La questione centrale è che mentre le organizzazioni cercano di intervenire sulle condizioni del lavoro, sono fortemente mutate negli ultimi anni le aspettative soggettive e la rappresentazione di quell’esperienza centrale nella nostra vita che chiamiamo lavoro. Le persone desiderano un equilibrio diverso tra il lavoro e la vita privata, accettano con un crescente grado di insofferenza i climi organizzativi tossici, cercano relazioni nutrienti anche sul lavoro con colleghi e manager, desiderano percorsi di sviluppo professionale e retribuzioni che consentano almeno una vita dignitosa, tanto per citare le voci più note e immediate di un elenco consistente. È il numeratore che è cambiato molto da qualche anno. Se si vuole aumentare il livello di engagement delle proprie persone, dunque, occorre considerare e studiare con attenzione bisogni, esigenze e richieste di queste (e non presumere una conoscenza standard), prima di progettare l’offerta di benessere, che spesso insiste su voci di welfare gradite ma esterne all’esperienza del lavoro, senza troppa considerazione per la qualità della vita organizzativa quotidiana. L’esperienza del Covid ha accelerato i cambiamenti, la relazione tra le persone e il loro lavoro sta mutando in maniera rilevante e la propensione all’”entusiasmo” è dunque alimentata da elementi diversi.

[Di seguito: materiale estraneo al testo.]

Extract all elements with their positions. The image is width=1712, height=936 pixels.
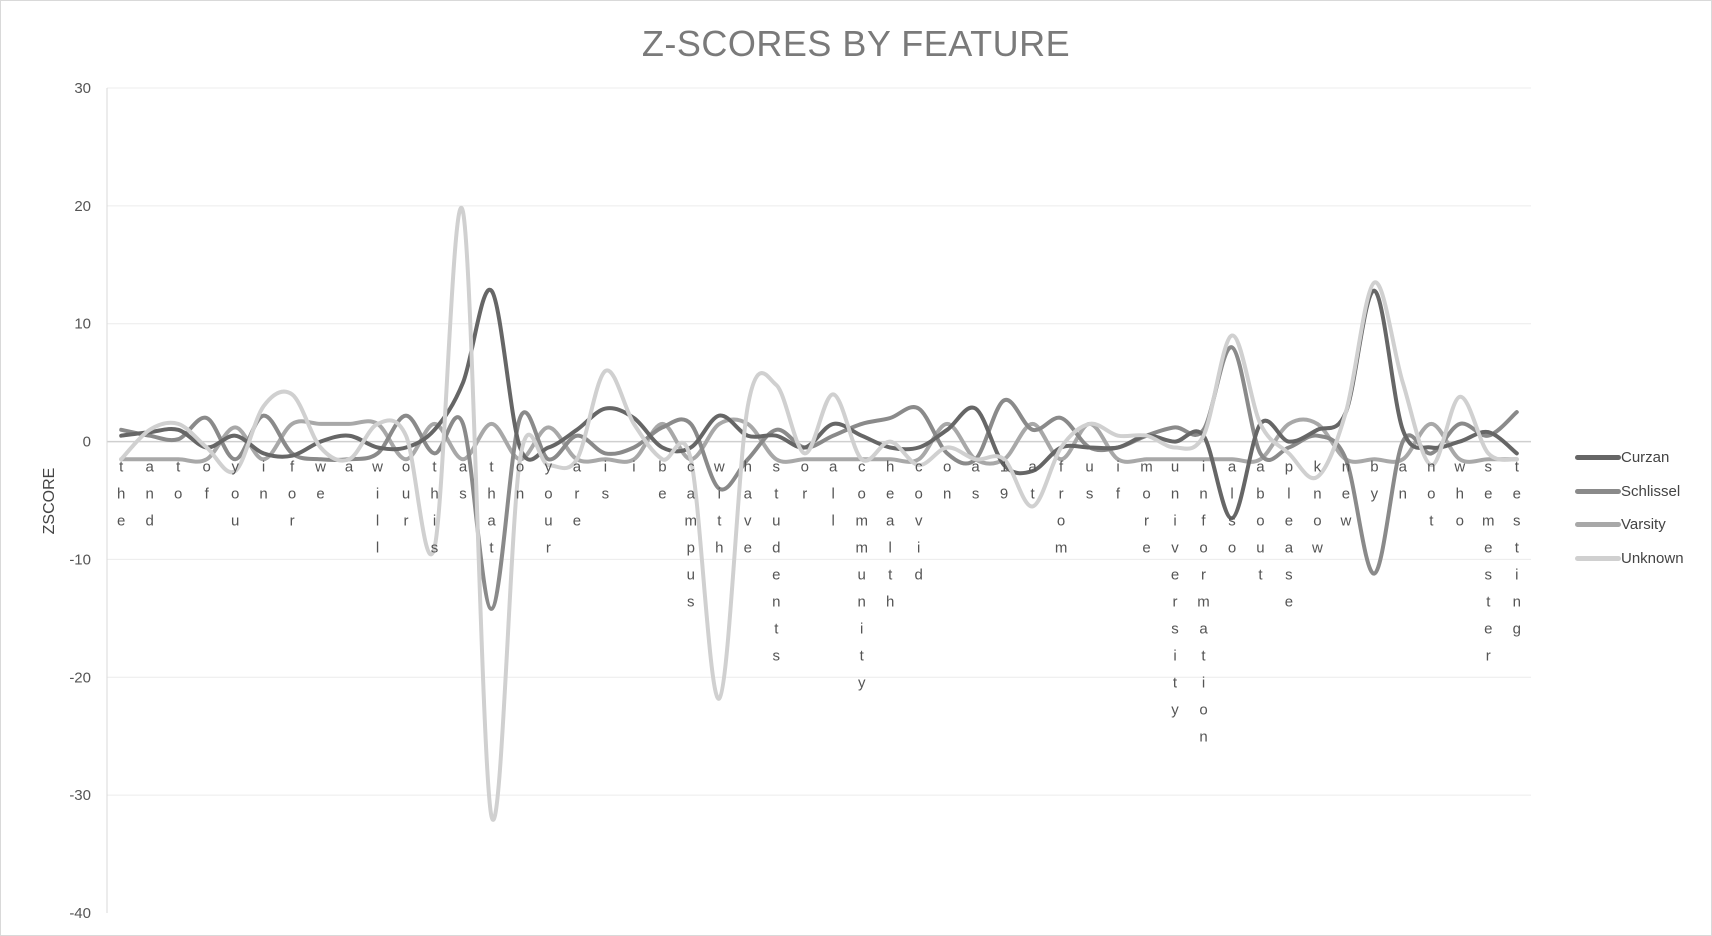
legend-swatch <box>1575 455 1621 461</box>
legend-item-curzan: Curzan <box>1575 441 1684 475</box>
legend-swatch <box>1575 488 1621 494</box>
y-tick-label: -40 <box>69 905 91 922</box>
x-tick-label: a <box>345 459 354 476</box>
legend: Curzan Schlissel Varsity Unknown <box>1575 441 1684 575</box>
y-tick-label: 0 <box>83 434 91 451</box>
y-tick-label: -10 <box>69 551 91 568</box>
y-tick-label: 10 <box>74 316 91 333</box>
legend-label: Schlissel <box>1621 482 1681 500</box>
x-tick-label: i <box>632 459 635 476</box>
legend-swatch <box>1575 556 1621 562</box>
legend-swatch <box>1575 522 1621 528</box>
y-tick-labels: 30 20 10 0 -10 -20 -30 -40 <box>69 80 91 922</box>
y-tick-label: -30 <box>69 787 91 804</box>
legend-item-unknown: Unknown <box>1575 542 1684 576</box>
series-lines <box>119 205 1519 822</box>
legend-label: Varsity <box>1621 516 1666 534</box>
chart-title: Z-SCORES BY FEATURE <box>641 23 1071 64</box>
y-tick-label: 20 <box>74 198 91 215</box>
legend-label: Curzan <box>1621 449 1670 467</box>
x-tick-labels: t h e a n d t oo f y o u i n f o r w e a w i l l o u r t h i s a s t h a t o n… <box>117 459 1521 746</box>
y-tick-label: 30 <box>74 80 91 97</box>
y-tick-label: -20 <box>69 669 91 686</box>
series-line-varsity <box>119 417 1519 466</box>
series-line-schlissel <box>119 345 1519 611</box>
series-line-unknown <box>119 205 1519 822</box>
legend-item-schlissel: Schlissel <box>1575 475 1684 509</box>
legend-item-varsity: Varsity <box>1575 508 1684 542</box>
legend-label: Unknown <box>1621 550 1684 568</box>
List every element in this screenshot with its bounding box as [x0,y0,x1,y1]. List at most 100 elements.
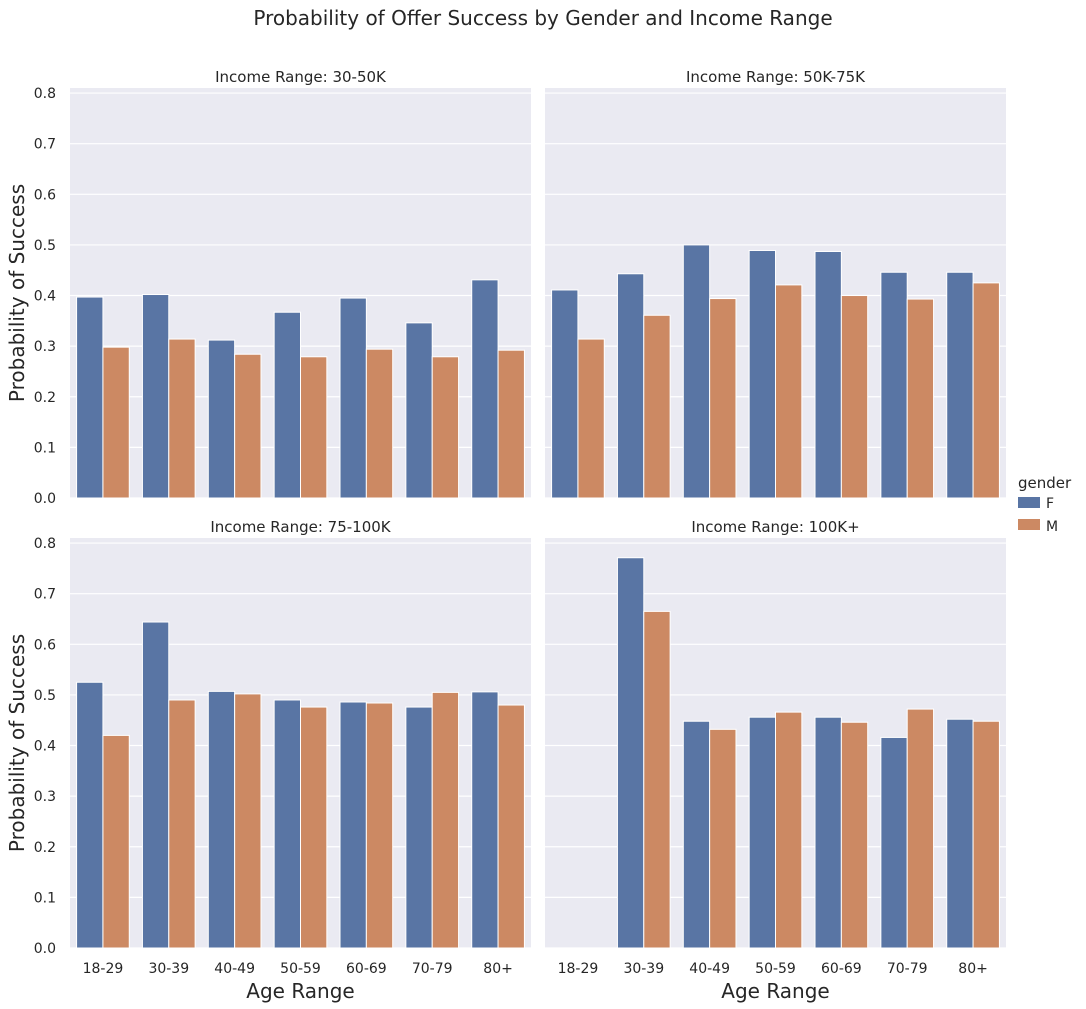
legend-swatch-f [1018,497,1040,508]
bar-f-40-49 [207,690,236,949]
bar-m-30-39 [643,610,671,949]
bar-m-70-79 [906,298,935,499]
bar-f-80+ [946,718,974,949]
bar-f-70-79 [880,271,908,499]
legend-title: gender [1018,474,1072,492]
y-tick-label: 0.0 [34,491,56,507]
bar-m-60-69 [840,295,869,499]
panel-3: Income Range: 75-100K 0.0 0.1 0.2 0.3 0.4 0.5 0… [5,518,531,1003]
bar-m-80+ [497,704,525,949]
panel-4: Income Range: 100K+ 18-29 30-39 40-49 50-59 6… [545,518,1006,1003]
y-tick-label: 0.5 [34,238,56,254]
bar-m-70-79 [431,691,460,949]
y-tick-label: 0.2 [34,390,56,406]
panels: Income Range: 30-50K 0.0 0.1 0.2 0.3 0.4 0.5 0.… [5,68,1006,1003]
y-tick-label: 0.1 [34,890,56,906]
bar-m-40-49 [709,728,737,949]
bar-m-40-49 [234,353,262,499]
bar-m-30-39 [168,338,196,499]
bar-m-18-29 [102,734,130,949]
panel-2: Income Range: 50K-75K [545,68,1006,499]
bar-m-50-59 [300,706,328,949]
bar-f-40-49 [682,720,711,949]
bar-f-60-69 [339,297,367,499]
y-tick-label: 0.7 [34,137,56,153]
x-tick-label: 30-39 [148,961,189,977]
y-tick-label: 0.3 [34,339,56,355]
bar-m-30-39 [643,314,671,499]
y-tick-label: 0.6 [34,637,56,653]
bar-f-60-69 [339,701,367,949]
legend-label-m: M [1046,519,1058,535]
panel-title: Income Range: 100K+ [691,518,859,536]
bar-f-30-39 [141,294,170,499]
bar-m-18-29 [102,346,130,499]
bar-f-30-39 [616,273,645,499]
y-tick-label: 0.4 [34,739,56,755]
x-tick-label: 18-29 [83,961,124,977]
y-tick-label: 0.2 [34,840,56,856]
bar-m-70-79 [431,356,460,499]
x-tick-label: 80+ [958,961,988,977]
bar-m-60-69 [365,348,394,499]
x-tick-label: 40-49 [214,961,255,977]
y-tick-label: 0.0 [34,941,56,957]
x-tick-label: 50-59 [280,961,321,977]
y-tick-label: 0.5 [34,688,56,704]
bar-m-80+ [972,720,1000,949]
bar-f-18-29 [76,681,104,949]
bar-f-60-69 [814,250,842,499]
bar-f-80+ [471,279,499,499]
bar-m-18-29 [577,338,605,499]
bar-f-50-59 [273,699,301,949]
bar-f-50-59 [748,249,777,499]
bar-f-80+ [946,271,974,499]
bar-m-30-39 [168,699,196,949]
x-tick-label: 60-69 [346,961,387,977]
x-tick-label: 30-39 [623,961,664,977]
bar-m-60-69 [365,702,394,949]
y-tick-label: 0.7 [34,587,56,603]
x-tick-label: 50-59 [755,961,796,977]
y-tick-label: 0.3 [34,789,56,805]
bar-f-18-29 [551,289,579,499]
bar-f-50-59 [273,311,301,499]
x-tick-label: 60-69 [821,961,862,977]
legend-label-f: F [1046,496,1054,512]
panel-title: Income Range: 75-100K [210,518,391,536]
bar-f-40-49 [682,244,711,499]
x-tick-label: 40-49 [689,961,730,977]
figure-title: Probability of Offer Success by Gender a… [253,6,832,30]
x-tick-label: 80+ [483,961,513,977]
bar-m-70-79 [906,708,935,949]
bar-m-60-69 [840,721,869,949]
y-tick-label: 0.8 [34,86,56,102]
bar-f-18-29 [76,296,104,499]
x-tick-label: 70-79 [412,961,453,977]
bar-f-70-79 [880,736,908,949]
bar-f-50-59 [748,716,777,949]
bar-m-80+ [972,282,1000,499]
bar-m-50-59 [775,711,803,949]
bar-f-80+ [471,691,499,949]
bar-f-70-79 [405,322,433,499]
y-tick-label: 0.6 [34,187,56,203]
bar-f-70-79 [405,706,433,949]
bar-m-40-49 [709,298,737,499]
x-tick-label: 18-29 [558,961,599,977]
x-tick-label: 70-79 [887,961,928,977]
panel-title: Income Range: 30-50K [215,68,387,86]
bar-f-60-69 [814,716,842,949]
y-axis-label: Probability of Success [5,634,29,852]
legend: gender F M [1018,474,1072,535]
bar-f-30-39 [141,621,170,949]
y-axis-label: Probability of Success [5,184,29,402]
bar-f-40-49 [207,339,236,499]
panel-1: Income Range: 30-50K 0.0 0.1 0.2 0.3 0.4 0.5 0.… [5,68,531,507]
bar-m-40-49 [234,693,262,949]
panel-title: Income Range: 50K-75K [686,68,866,86]
legend-swatch-m [1018,519,1040,530]
bar-f-30-39 [616,557,645,949]
x-axis-label: Age Range [721,979,829,1003]
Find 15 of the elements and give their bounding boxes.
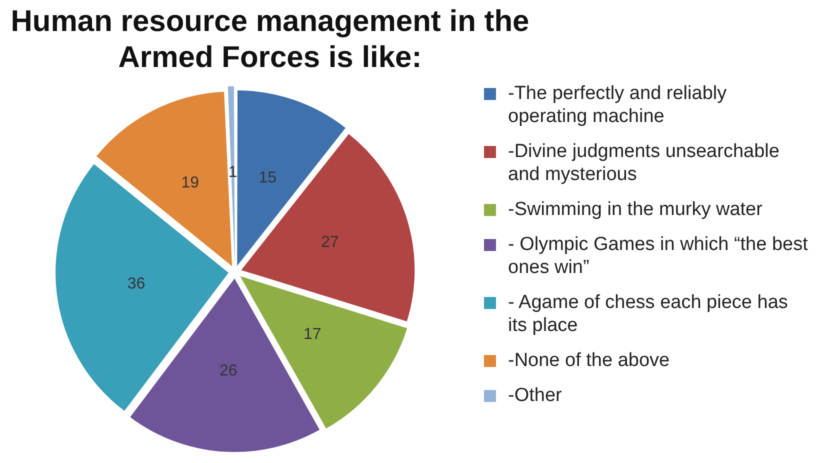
legend-label: - Agame of chess each piece has its place: [508, 291, 789, 337]
legend-label: -None of the above: [508, 349, 671, 372]
legend-label: -The perfectly and reliably operating machine: [508, 82, 728, 128]
legend-label: - Olympic Games in which “the best ones win”: [508, 233, 808, 279]
data-label: 15: [258, 169, 277, 186]
data-label: 27: [321, 234, 340, 251]
legend-label: -Divine judgments unsearchable and mysterious: [508, 140, 780, 186]
data-label: 26: [219, 362, 238, 380]
legend-label: -Swimming in the murky water: [508, 198, 764, 221]
legend-label: -Other: [508, 384, 563, 407]
data-label: 1: [228, 164, 238, 181]
data-label: 19: [181, 174, 200, 192]
chart-title: Human resource management in the Armed Forces is like:: [10, 4, 530, 76]
data-label: 36: [127, 276, 146, 293]
data-label: 17: [303, 326, 322, 343]
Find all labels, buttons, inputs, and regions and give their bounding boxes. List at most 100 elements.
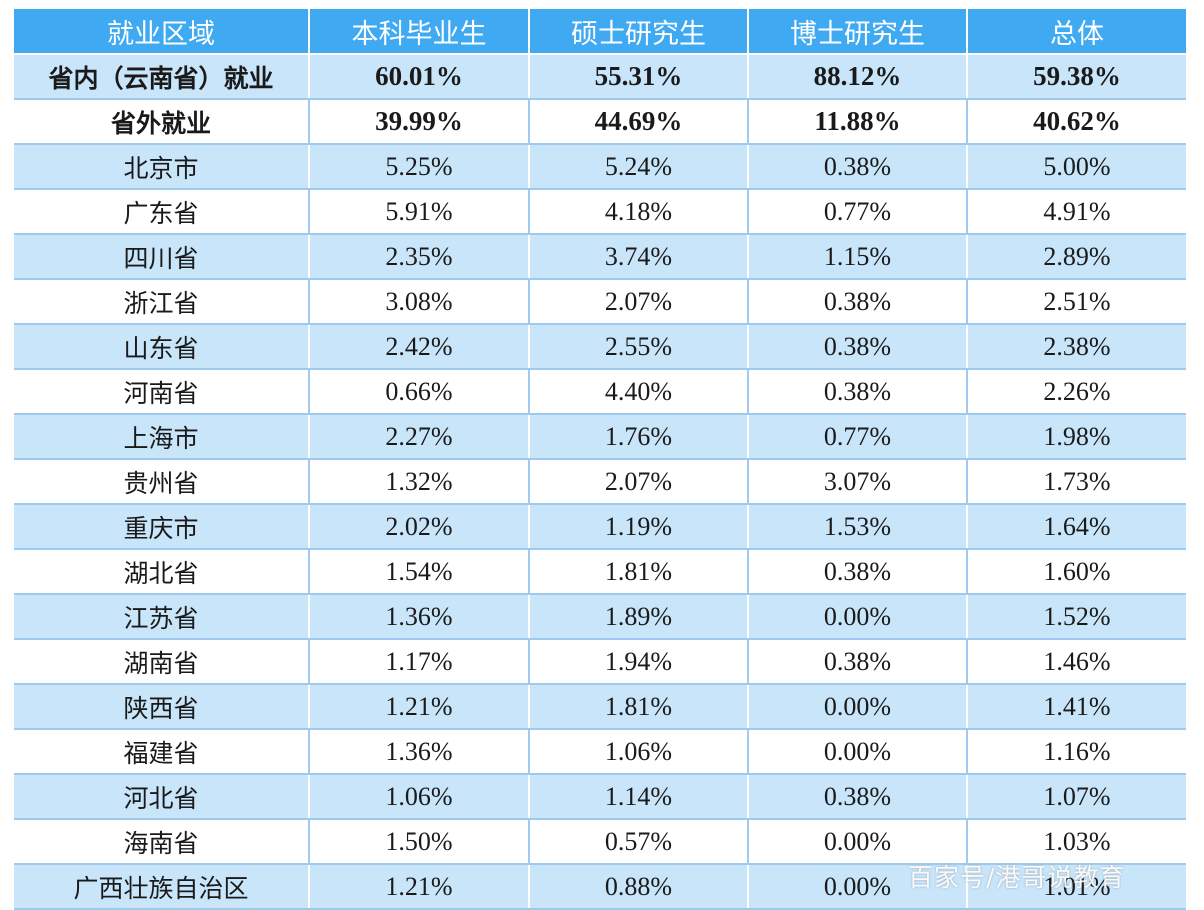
cell-bachelor: 5.91% <box>309 189 530 235</box>
table-row: 广西壮族自治区 1.21% 0.88% 0.00% 1.01% <box>14 864 1186 910</box>
table-row: 湖北省 1.54% 1.81% 0.38% 1.60% <box>14 549 1186 595</box>
cell-region: 海南省 <box>14 819 310 865</box>
cell-master: 1.81% <box>529 549 749 595</box>
table-row: 福建省 1.36% 1.06% 0.00% 1.16% <box>14 729 1186 775</box>
cell-doctor: 3.07% <box>748 459 968 505</box>
cell-region: 重庆市 <box>14 504 310 550</box>
cell-bachelor: 2.35% <box>309 234 530 280</box>
cell-bachelor: 60.01% <box>309 54 530 100</box>
cell-overall: 1.16% <box>967 729 1186 775</box>
cell-region: 广西壮族自治区 <box>14 864 310 910</box>
cell-overall: 2.26% <box>967 369 1186 415</box>
cell-doctor: 1.53% <box>748 504 968 550</box>
table-row: 河南省 0.66% 4.40% 0.38% 2.26% <box>14 369 1186 415</box>
table-row: 四川省 2.35% 3.74% 1.15% 2.89% <box>14 234 1186 280</box>
cell-master: 2.55% <box>529 324 749 370</box>
cell-bachelor: 2.42% <box>309 324 530 370</box>
cell-region: 江苏省 <box>14 594 310 640</box>
table-row: 浙江省 3.08% 2.07% 0.38% 2.51% <box>14 279 1186 325</box>
cell-region: 四川省 <box>14 234 310 280</box>
cell-region: 省外就业 <box>14 99 310 145</box>
cell-master: 4.18% <box>529 189 749 235</box>
cell-bachelor: 0.66% <box>309 369 530 415</box>
table-header-row: 就业区域 本科毕业生 硕士研究生 博士研究生 总体 <box>14 9 1186 55</box>
cell-region: 省内（云南省）就业 <box>14 54 310 100</box>
cell-overall: 1.73% <box>967 459 1186 505</box>
cell-region: 河南省 <box>14 369 310 415</box>
cell-doctor: 0.38% <box>748 549 968 595</box>
cell-overall: 1.01% <box>967 864 1186 910</box>
cell-master: 1.06% <box>529 729 749 775</box>
cell-region: 上海市 <box>14 414 310 460</box>
cell-bachelor: 5.25% <box>309 144 530 190</box>
cell-region: 湖北省 <box>14 549 310 595</box>
header-overall: 总体 <box>967 9 1186 55</box>
table-row: 重庆市 2.02% 1.19% 1.53% 1.64% <box>14 504 1186 550</box>
cell-bachelor: 1.50% <box>309 819 530 865</box>
cell-bachelor: 39.99% <box>309 99 530 145</box>
cell-overall: 1.64% <box>967 504 1186 550</box>
table-row: 陕西省 1.21% 1.81% 0.00% 1.41% <box>14 684 1186 730</box>
cell-master: 0.57% <box>529 819 749 865</box>
cell-doctor: 1.15% <box>748 234 968 280</box>
cell-bachelor: 1.17% <box>309 639 530 685</box>
cell-overall: 2.51% <box>967 279 1186 325</box>
cell-bachelor: 1.21% <box>309 864 530 910</box>
cell-master: 3.74% <box>529 234 749 280</box>
cell-doctor: 0.77% <box>748 414 968 460</box>
cell-master: 1.94% <box>529 639 749 685</box>
cell-master: 55.31% <box>529 54 749 100</box>
cell-doctor: 0.00% <box>748 594 968 640</box>
cell-doctor: 0.38% <box>748 279 968 325</box>
cell-overall: 4.91% <box>967 189 1186 235</box>
table-row: 广东省 5.91% 4.18% 0.77% 4.91% <box>14 189 1186 235</box>
cell-doctor: 0.00% <box>748 684 968 730</box>
cell-overall: 1.03% <box>967 819 1186 865</box>
table-row: 上海市 2.27% 1.76% 0.77% 1.98% <box>14 414 1186 460</box>
cell-bachelor: 1.36% <box>309 729 530 775</box>
table-row: 湖南省 1.17% 1.94% 0.38% 1.46% <box>14 639 1186 685</box>
header-doctor: 博士研究生 <box>748 9 968 55</box>
cell-bachelor: 2.02% <box>309 504 530 550</box>
cell-master: 4.40% <box>529 369 749 415</box>
cell-bachelor: 1.36% <box>309 594 530 640</box>
cell-overall: 5.00% <box>967 144 1186 190</box>
cell-doctor: 0.38% <box>748 369 968 415</box>
table-row: 省外就业 39.99% 44.69% 11.88% 40.62% <box>14 99 1186 145</box>
cell-doctor: 0.00% <box>748 819 968 865</box>
cell-region: 浙江省 <box>14 279 310 325</box>
cell-overall: 2.89% <box>967 234 1186 280</box>
cell-overall: 1.52% <box>967 594 1186 640</box>
cell-overall: 59.38% <box>967 54 1186 100</box>
cell-overall: 1.60% <box>967 549 1186 595</box>
cell-bachelor: 1.32% <box>309 459 530 505</box>
cell-overall: 1.98% <box>967 414 1186 460</box>
cell-region: 陕西省 <box>14 684 310 730</box>
cell-overall: 2.38% <box>967 324 1186 370</box>
cell-master: 0.88% <box>529 864 749 910</box>
cell-doctor: 88.12% <box>748 54 968 100</box>
employment-region-table: 就业区域 本科毕业生 硕士研究生 博士研究生 总体 省内（云南省）就业 60.01… <box>14 9 1186 910</box>
cell-region: 贵州省 <box>14 459 310 505</box>
cell-doctor: 11.88% <box>748 99 968 145</box>
cell-bachelor: 3.08% <box>309 279 530 325</box>
cell-master: 2.07% <box>529 279 749 325</box>
cell-master: 2.07% <box>529 459 749 505</box>
header-bachelor: 本科毕业生 <box>309 9 530 55</box>
cell-doctor: 0.38% <box>748 144 968 190</box>
cell-bachelor: 1.54% <box>309 549 530 595</box>
watermark-text: 百家号/港哥说教育 <box>908 863 1126 892</box>
cell-region: 湖南省 <box>14 639 310 685</box>
cell-master: 1.89% <box>529 594 749 640</box>
cell-region: 河北省 <box>14 774 310 820</box>
cell-overall: 1.46% <box>967 639 1186 685</box>
cell-doctor: 0.38% <box>748 774 968 820</box>
cell-master: 1.19% <box>529 504 749 550</box>
header-region: 就业区域 <box>14 9 310 55</box>
cell-master: 1.14% <box>529 774 749 820</box>
cell-doctor: 0.38% <box>748 324 968 370</box>
cell-bachelor: 2.27% <box>309 414 530 460</box>
cell-doctor: 0.77% <box>748 189 968 235</box>
cell-doctor: 0.38% <box>748 639 968 685</box>
cell-master: 1.81% <box>529 684 749 730</box>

E qui vengo alla seconda questione cruciale che vedo spesso trascurata. Ancora poche aziende dedicano la necessaria attenzione alla conoscenza delle loro persone, condizione preliminare alla formulazione dei servizi di wellbeing, oltre che all’evoluzione dei sistemi di gestione e sviluppo delle Risorse Umane. Alcune aziende utilizzano le ricerche sul clima, che offrono molti elementi ma spesso hanno un alto livello di standardizzazione, e molte poche avviano indagini periodiche sui bisogni di welfare; meno ancora sono quelle che fanno uso delle pulse survey per chiedere alle loro persone, semplicemente, “come va?”, “com’è andata questa settimana?”, molto utili in particolare con le persone in smartworking. L’utilizzo integrato di questi strumenti di ricerca potrebbe effettivamente permettere alle organizzazioni di conoscere le proprie persone, di comprendere come cambiano nel tempo – anche in ragione delle diverse fasi della vita – le loro esigenze e preferenze.
Su questa base, potrebbero progettare risposte più mirate per sostenerle. L’attenzione all’ascolto porrebbe ovviamente delle sfide in termini di coerenza nelle risposte ai bisogni emersi, ma l’esperienza dice che le organizzazioni stabilmente attente all’ascolto “organizzativo”, oltre che a quello manageriale, non fanno così fatica a predisporre risposte ragionevoli e efficaci.